Unlisted bonds transferred, matured, or redeemed on or after 23 July 2024 shall always be considered STCG irrespective of the period of holding, as provided in section 50AA, and taxed at the applicable slab rate of taxpayers.
Let's take an example with statistics to understand better how taxable bonds work. Suppose you invested ₹3,00,000 in a taxable listed bond at a 10% interest rate with five years of maturity. So, you earn ₹30,000 per year as interest, which is credited to your total income and is taxed according to the income tax slab. In capital gains, the listed bonds' taxation differs based on the holding tenure. If the bond's maturity value is ₹6,00,000, the capital gains would be Rs.3,00,000. Since it is a listed bond held for over a year, the capital gains are taxed at 12.5% and 4% cess, excluding an indexation benefit.
As the name suggests, Tax Savings Bonds offer special tax benefits to investors. The government has several systems to ensure that taxes do not overburden citizens, and tax savings bonds are one way to save on taxes. The principal repayment on such bonds is exempt.
The interest income generated on these bonds is taxable based on the investor's income tax slab rate. The capital gains are taxed according to the holding tenure (LTCG) because a lock-in period applies to these bonds.
Tax–free bonds are a reasonably safe investment choice that allows investors to earn pre-fixed interest each year. Additionally, investors can save money because the interest they earn is tax-free. The principal amount is returned upon maturity. Tax-free Bonds are suitable for investors with a low-risk appetite and a longer investment horizon. Generally, the amount raised from these bonds is utilised to finance critical projects like highways, railways, urban and rural development, etc.
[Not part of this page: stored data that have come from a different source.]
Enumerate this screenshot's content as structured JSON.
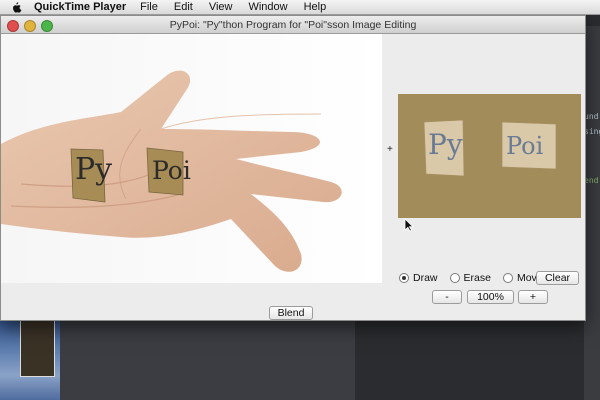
{
  "menubar": {
    "app_name": "QuickTime Player",
    "items": [
      "File",
      "Edit",
      "View",
      "Window",
      "Help"
    ]
  },
  "window": {
    "title": "PyPoi: \"Py\"thon Program for \"Poi\"sson Image Editing",
    "images": {
      "source_label_left": "Py",
      "source_label_right": "Poi",
      "target_label_left": "Py",
      "target_label_right": "Poi"
    },
    "tools": {
      "draw_label": "Draw",
      "erase_label": "Erase",
      "move_label": "Move",
      "selected": "Draw",
      "clear_label": "Clear"
    },
    "zoom": {
      "minus_label": "-",
      "value_label": "100%",
      "plus_label": "+"
    },
    "blend_label": "Blend"
  },
  "background": {
    "editor_fragments": [
      "und",
      "sing",
      "end"
    ]
  }
}
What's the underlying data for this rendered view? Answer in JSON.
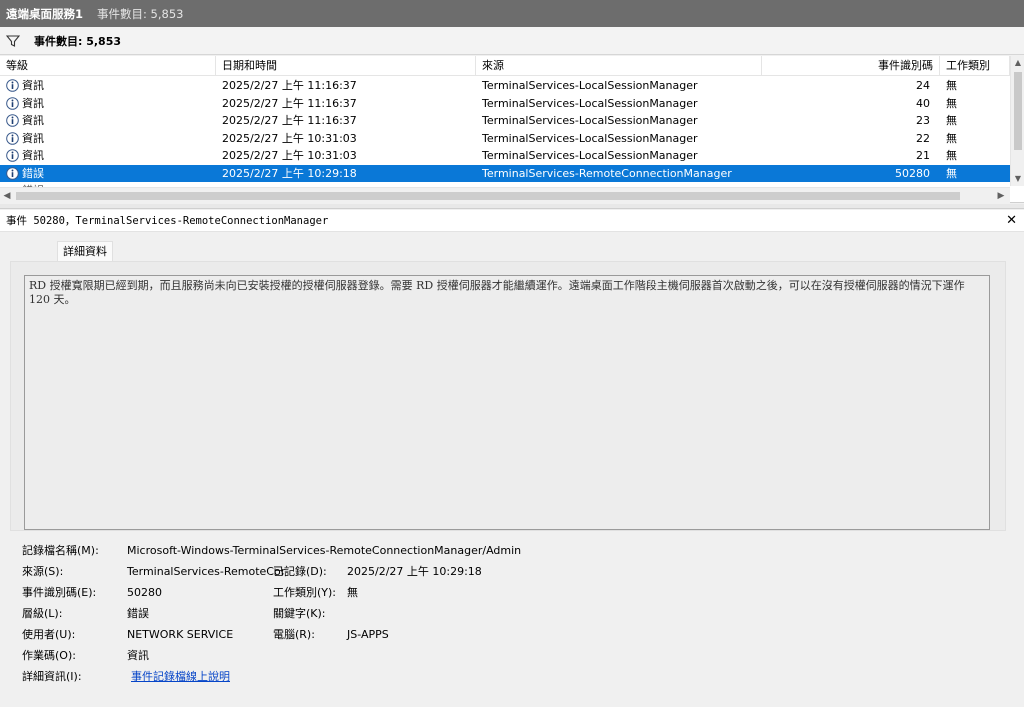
{
  "window": {
    "title": "遠端桌面服務1",
    "count_label": "事件數目: 5,853"
  },
  "filter": {
    "label": "事件數目: 5,853"
  },
  "columns": {
    "level": "等級",
    "date": "日期和時間",
    "source": "來源",
    "event_id": "事件識別碼",
    "task": "工作類別"
  },
  "events": [
    {
      "level": "資訊",
      "date": "2025/2/27 上午 11:16:37",
      "source": "TerminalServices-LocalSessionManager",
      "event_id": "24",
      "task": "無"
    },
    {
      "level": "資訊",
      "date": "2025/2/27 上午 11:16:37",
      "source": "TerminalServices-LocalSessionManager",
      "event_id": "40",
      "task": "無"
    },
    {
      "level": "資訊",
      "date": "2025/2/27 上午 11:16:37",
      "source": "TerminalServices-LocalSessionManager",
      "event_id": "23",
      "task": "無"
    },
    {
      "level": "資訊",
      "date": "2025/2/27 上午 10:31:03",
      "source": "TerminalServices-LocalSessionManager",
      "event_id": "22",
      "task": "無"
    },
    {
      "level": "資訊",
      "date": "2025/2/27 上午 10:31:03",
      "source": "TerminalServices-LocalSessionManager",
      "event_id": "21",
      "task": "無"
    },
    {
      "level": "錯誤",
      "date": "2025/2/27 上午 10:29:18",
      "source": "TerminalServices-RemoteConnectionManager",
      "event_id": "50280",
      "task": "無",
      "selected": true
    }
  ],
  "partial_row": {
    "level": "錯誤"
  },
  "detail": {
    "header": "事件 50280，TerminalServices-RemoteConnectionManager",
    "tab": "詳細資料",
    "message": "RD 授權寬限期已經到期，而且服務尚未向已安裝授權的授權伺服器登錄。需要 RD 授權伺服器才能繼續運作。遠端桌面工作階段主機伺服器首次啟動之後，可以在沒有授權伺服器的情況下運作 120 天。",
    "props": {
      "log_name_label": "記錄檔名稱(M):",
      "log_name": "Microsoft-Windows-TerminalServices-RemoteConnectionManager/Admin",
      "source_label": "來源(S):",
      "source": "TerminalServices-RemoteCor",
      "logged_label": "已記錄(D):",
      "logged": "2025/2/27 上午 10:29:18",
      "event_id_label": "事件識別碼(E):",
      "event_id": "50280",
      "task_label": "工作類別(Y):",
      "task": "無",
      "level_label": "層級(L):",
      "level": "錯誤",
      "keywords_label": "關鍵字(K):",
      "user_label": "使用者(U):",
      "user": "NETWORK SERVICE",
      "computer_label": "電腦(R):",
      "computer": "JS-APPS",
      "opcode_label": "作業碼(O):",
      "opcode": "資訊",
      "more_info_label": "詳細資訊(I):",
      "more_info_link": "事件記錄檔線上說明"
    }
  }
}
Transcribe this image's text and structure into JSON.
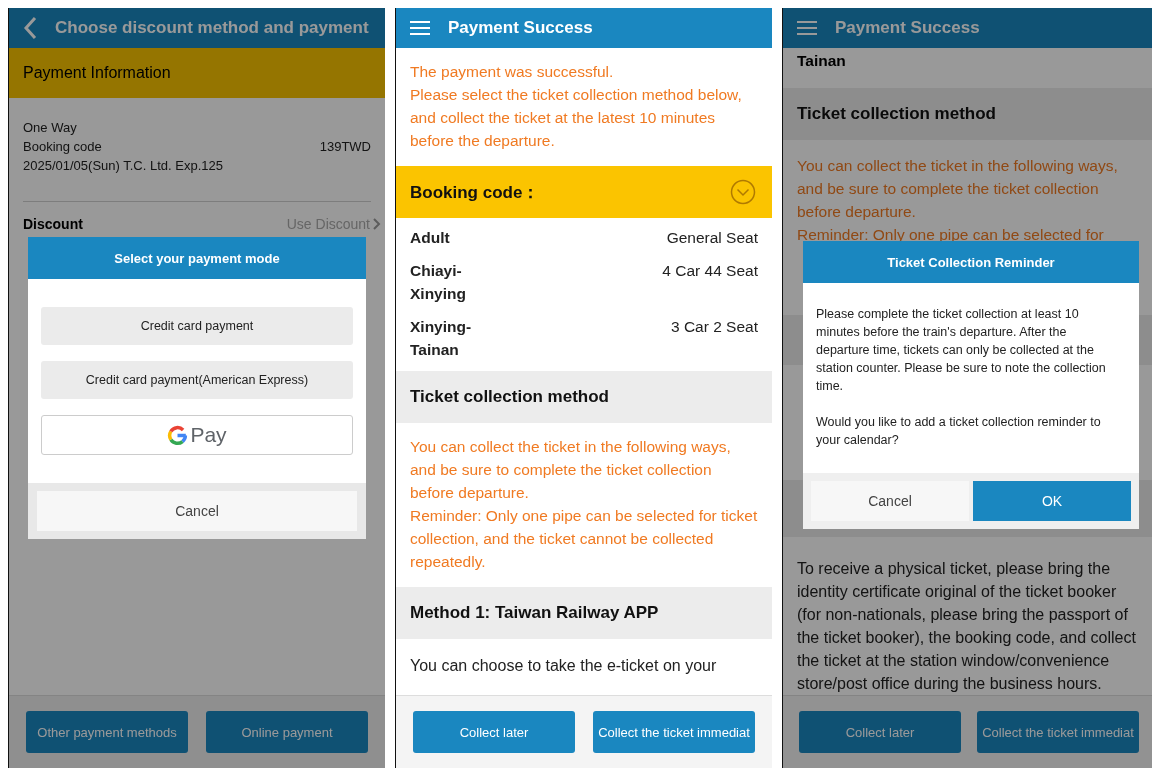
{
  "payment_screen": {
    "title": "Choose discount method and payment",
    "section": "Payment Information",
    "trip_type": "One Way",
    "booking_label": "Booking code",
    "price": "139TWD",
    "train": "2025/01/05(Sun) T.C. Ltd. Exp.125",
    "discount_label": "Discount",
    "discount_link": "Use Discount",
    "buttons": [
      "Other payment methods",
      "Online payment"
    ],
    "dialog": {
      "title": "Select your payment mode",
      "options": [
        {
          "kind": "plain",
          "label": "Credit card payment"
        },
        {
          "kind": "plain",
          "label": "Credit card payment(American Express)"
        },
        {
          "kind": "gpay",
          "label": "Pay"
        }
      ],
      "cancel": "Cancel"
    }
  },
  "success_screen": {
    "title": "Payment Success",
    "status": "The payment was successful.",
    "instruction": "Please select the ticket collection method below, and collect the ticket at the latest 10 minutes before the departure.",
    "booking_code_label": "Booking code：",
    "expanded": false,
    "rows": [
      {
        "label": "Adult",
        "value": "General Seat"
      },
      {
        "label": "Chiayi-Xinying",
        "value": "4 Car 44 Seat"
      },
      {
        "label": "Xinying-Tainan",
        "value": "3 Car 2 Seat"
      }
    ],
    "collection_heading": "Ticket collection method",
    "collection_notes": [
      "You can collect the ticket in the following ways, and be sure to complete the ticket collection before departure.",
      "Reminder: Only one pipe can be selected for ticket collection, and the ticket cannot be collected repeatedly."
    ],
    "method_heading": "Method 1: Taiwan Railway APP",
    "method_text": "You can choose to take the e-ticket on your",
    "buttons": [
      "Collect later",
      "Collect the ticket immediat"
    ]
  },
  "reminder_screen": {
    "title": "Payment Success",
    "station": "Tainan",
    "collection_heading": "Ticket collection method",
    "collection_notes": [
      "You can collect the ticket in the following ways, and be sure to complete the ticket collection before departure.",
      "Reminder: Only one pipe can be selected for"
    ],
    "physical_ticket_text": "To receive a physical ticket, please bring the identity certificate original of the ticket booker (for non-nationals, please bring the passport of the ticket booker), the booking code, and collect the ticket at the station window/convenience store/post office during the business hours.",
    "buttons": [
      "Collect later",
      "Collect the ticket immediat"
    ],
    "dialog": {
      "title": "Ticket Collection Reminder",
      "paragraphs": [
        "Please complete the ticket collection at least 10 minutes before the train's departure. After the departure time, tickets can only be collected at the station counter. Please be sure to note the collection time.",
        "Would you like to add a ticket collection reminder to your calendar?"
      ],
      "buttons": [
        {
          "label": "Cancel",
          "selected": false
        },
        {
          "label": "OK",
          "selected": true
        }
      ]
    }
  }
}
The interest generated on a bond is called a coupon. Zero-coupon bonds don’t pay periodic interest; they are issued at a discount rate of their face value and then traded at full face value once maturity is reached.
Note: Any profit from selling these bonds might be subject to taxation based on the holding tenure. Since there is no interest, no taxes are levied—generally, NABARD, Rural Electrification Corporation (REC), etc., issue zero-coupon bonds.
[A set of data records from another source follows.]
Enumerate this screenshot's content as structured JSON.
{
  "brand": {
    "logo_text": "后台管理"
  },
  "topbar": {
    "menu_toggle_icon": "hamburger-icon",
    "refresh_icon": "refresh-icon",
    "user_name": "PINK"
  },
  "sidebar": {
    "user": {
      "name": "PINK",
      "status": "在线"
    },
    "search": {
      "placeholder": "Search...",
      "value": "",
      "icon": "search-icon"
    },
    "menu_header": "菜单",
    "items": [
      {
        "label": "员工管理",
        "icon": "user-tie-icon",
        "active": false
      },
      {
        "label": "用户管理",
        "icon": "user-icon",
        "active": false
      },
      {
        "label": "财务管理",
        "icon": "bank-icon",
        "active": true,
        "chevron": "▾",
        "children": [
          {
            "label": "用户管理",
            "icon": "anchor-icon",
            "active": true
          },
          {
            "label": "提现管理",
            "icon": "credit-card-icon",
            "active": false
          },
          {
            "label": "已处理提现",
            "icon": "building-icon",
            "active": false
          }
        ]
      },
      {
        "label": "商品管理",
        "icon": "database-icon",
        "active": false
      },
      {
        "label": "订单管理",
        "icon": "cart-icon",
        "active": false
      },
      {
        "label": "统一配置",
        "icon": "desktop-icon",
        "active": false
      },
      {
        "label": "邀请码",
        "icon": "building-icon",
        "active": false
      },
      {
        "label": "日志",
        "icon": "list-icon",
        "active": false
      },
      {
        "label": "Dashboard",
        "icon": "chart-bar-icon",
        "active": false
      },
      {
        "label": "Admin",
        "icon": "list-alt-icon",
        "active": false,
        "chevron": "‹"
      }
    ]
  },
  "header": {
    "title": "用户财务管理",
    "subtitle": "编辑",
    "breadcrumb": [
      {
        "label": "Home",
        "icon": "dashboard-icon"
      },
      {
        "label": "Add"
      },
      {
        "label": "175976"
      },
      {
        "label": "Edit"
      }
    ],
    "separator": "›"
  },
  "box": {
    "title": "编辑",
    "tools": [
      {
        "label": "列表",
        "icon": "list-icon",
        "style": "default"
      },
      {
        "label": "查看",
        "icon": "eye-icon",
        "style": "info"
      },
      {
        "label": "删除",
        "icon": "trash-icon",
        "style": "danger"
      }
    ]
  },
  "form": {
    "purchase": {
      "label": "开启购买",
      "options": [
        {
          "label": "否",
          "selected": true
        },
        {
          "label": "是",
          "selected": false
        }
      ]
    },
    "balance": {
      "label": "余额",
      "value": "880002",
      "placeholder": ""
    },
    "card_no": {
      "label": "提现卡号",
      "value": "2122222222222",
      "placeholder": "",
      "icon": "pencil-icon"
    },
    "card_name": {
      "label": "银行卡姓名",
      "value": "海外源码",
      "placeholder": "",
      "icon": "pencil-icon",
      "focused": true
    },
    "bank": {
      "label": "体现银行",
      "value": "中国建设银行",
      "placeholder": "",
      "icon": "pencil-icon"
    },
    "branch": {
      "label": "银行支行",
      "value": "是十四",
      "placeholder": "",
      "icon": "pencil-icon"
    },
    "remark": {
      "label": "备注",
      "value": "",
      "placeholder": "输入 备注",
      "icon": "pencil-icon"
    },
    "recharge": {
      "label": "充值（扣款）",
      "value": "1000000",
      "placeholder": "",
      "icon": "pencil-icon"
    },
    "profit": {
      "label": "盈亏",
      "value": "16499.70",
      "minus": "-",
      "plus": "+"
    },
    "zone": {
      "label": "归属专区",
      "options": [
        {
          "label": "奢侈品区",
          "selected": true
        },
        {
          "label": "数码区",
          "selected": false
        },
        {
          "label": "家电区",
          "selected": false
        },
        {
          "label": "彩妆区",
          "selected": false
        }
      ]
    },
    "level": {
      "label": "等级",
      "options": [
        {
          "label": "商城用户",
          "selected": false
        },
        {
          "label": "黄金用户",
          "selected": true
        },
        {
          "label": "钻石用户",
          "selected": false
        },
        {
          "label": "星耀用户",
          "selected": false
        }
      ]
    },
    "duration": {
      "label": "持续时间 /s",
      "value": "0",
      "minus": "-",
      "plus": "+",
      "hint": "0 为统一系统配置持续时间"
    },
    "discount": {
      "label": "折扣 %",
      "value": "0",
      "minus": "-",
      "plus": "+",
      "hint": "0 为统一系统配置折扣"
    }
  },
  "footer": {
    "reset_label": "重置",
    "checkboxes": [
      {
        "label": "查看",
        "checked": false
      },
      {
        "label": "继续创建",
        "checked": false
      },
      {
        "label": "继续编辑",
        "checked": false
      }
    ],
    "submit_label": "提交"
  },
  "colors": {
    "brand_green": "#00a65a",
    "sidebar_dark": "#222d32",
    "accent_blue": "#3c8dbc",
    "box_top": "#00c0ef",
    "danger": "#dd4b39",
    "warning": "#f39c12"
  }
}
Zero-coupon bonds held for less than 12 months shall be subject to Short-term capital gain/loss; if held for more than 12 months, they are taxable as long-term capital gain/loss. LTCG is taxable at a rate of 12.5% without Indexation, and STCG is taxable at the applicable slab rate of a person.
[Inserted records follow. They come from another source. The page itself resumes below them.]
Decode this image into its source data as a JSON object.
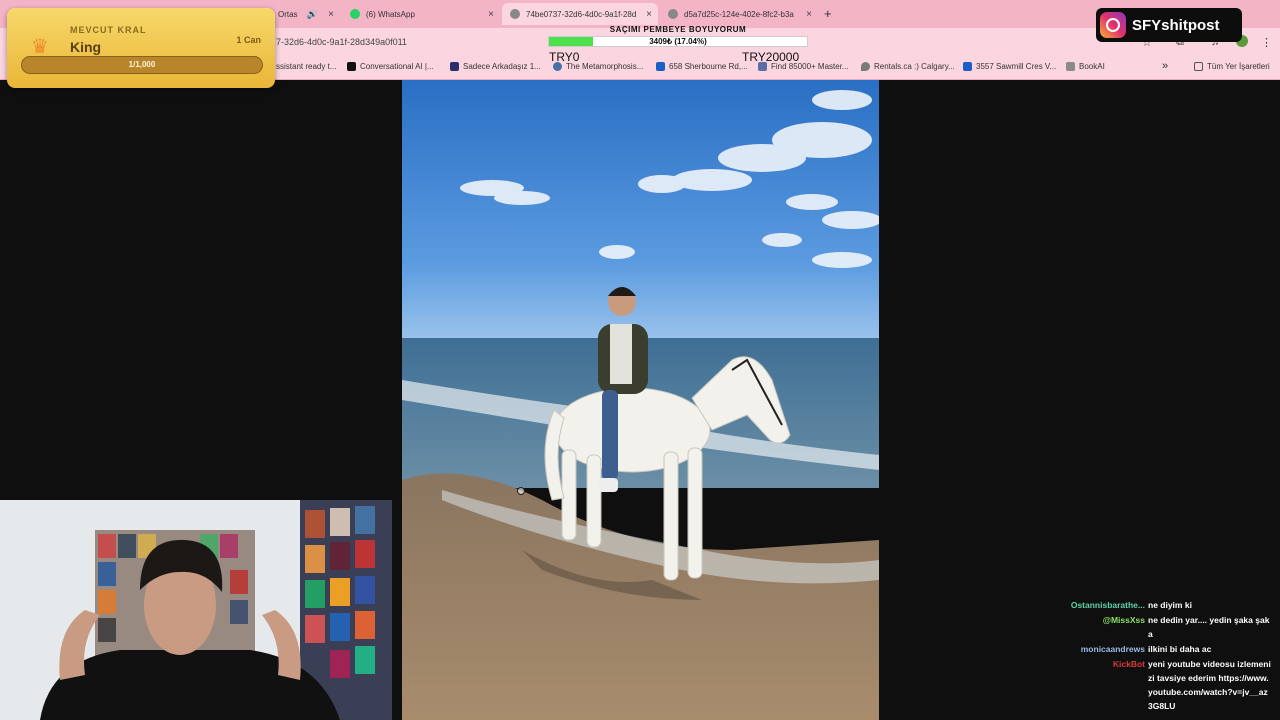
{
  "browser": {
    "tabs": [
      {
        "label": "Ortas",
        "close": "×",
        "icon_color": "#cc3333"
      },
      {
        "label": "(6) WhatsApp",
        "close": "×",
        "icon_color": "#25d366"
      },
      {
        "label": "74be0737-32d6-4d0c-9a1f-28d",
        "close": "×",
        "icon_color": "#888888",
        "active": true
      },
      {
        "label": "d5a7d25c-124e-402e-8fc2-b3a",
        "close": "×",
        "icon_color": "#888888"
      }
    ],
    "new_tab": "+",
    "url": "7-32d6-4d0c-9a1f-28d349a0f011",
    "bookmarks": [
      {
        "label": "ssistant ready t...",
        "icon_color": "#666666"
      },
      {
        "label": "Conversational AI |...",
        "icon_color": "#111111"
      },
      {
        "label": "Sadece Arkadaşız 1...",
        "icon_color": "#2d2d6b"
      },
      {
        "label": "The Metamorphosis...",
        "icon_color": "#4a6fa5"
      },
      {
        "label": "658 Sherbourne Rd,...",
        "icon_color": "#1a5fc7"
      },
      {
        "label": "Find 85000+ Master...",
        "icon_color": "#5a6fa5"
      },
      {
        "label": "Rentals.ca :) Calgary...",
        "icon_color": "#7a7a7a"
      },
      {
        "label": "3557 Sawmill Cres V...",
        "icon_color": "#1a5fc7"
      },
      {
        "label": "BookAI",
        "icon_color": "#8a8a8a"
      }
    ],
    "more": "»",
    "all_bookmarks": "Tüm Yer İşaretleri"
  },
  "king": {
    "subtitle": "MEVCUT KRAL",
    "name": "King",
    "count": "1 Can",
    "progress": "1/1,000"
  },
  "goal": {
    "title": "SAÇIMI PEMBEYE BOYUYORUM",
    "progress_text": "3409₺ (17.04%)",
    "percent": 17.04,
    "min_label": "TRY0",
    "max_label": "TRY20000"
  },
  "watermark": {
    "handle": "SFYshitpost"
  },
  "chat": [
    {
      "user": "Ostannisbarathe...",
      "color": "#5fd3a8",
      "text": "ne diyim ki"
    },
    {
      "user": "@MissXss",
      "color": "#8ee06a",
      "text": "ne dedin yar.... yedin şaka şaka"
    },
    {
      "user": "monicaandrews",
      "color": "#9ab8e6",
      "text": "ilkini bi daha ac"
    },
    {
      "user": "KickBot",
      "color": "#d93a3a",
      "text": "yeni youtube videosu izlemenizi tavsiye ederim https://www.youtube.com/watch?v=jv__az3G8LU"
    }
  ]
}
Let’s take an example to understand these bonds better. Suppose you have invested in these bonds with a face value of ₹40,000, and the issue price is ₹15,000. So, you receive a discount of ₹25,000. Once the bond reaches maturity, you will get the total amount, i.e. ₹40,000. The income from Zero-coupon bonds (not being held as stock-in-trade) will be treated as capital gains.
As per Section 193 of the Income Tax Act, 1961, all interest income generated from bonds will be subject to TDS (Tax Deducted at Source). TDS will be deducted from the interest income at the rate of 10% for all listed and unlisted bonds.
Bonds offer consistent and stable returns to investors. Understanding the tax implications of various types of bonds helps them streamline financial planning. By thoroughly understanding the fundamentals of the taxation of bonds, investors can make conscious decisions that meet their requirements and enhance their investment tactics. Investors can seek advice from a financial advisor and get tailored guidance if any doubt arises.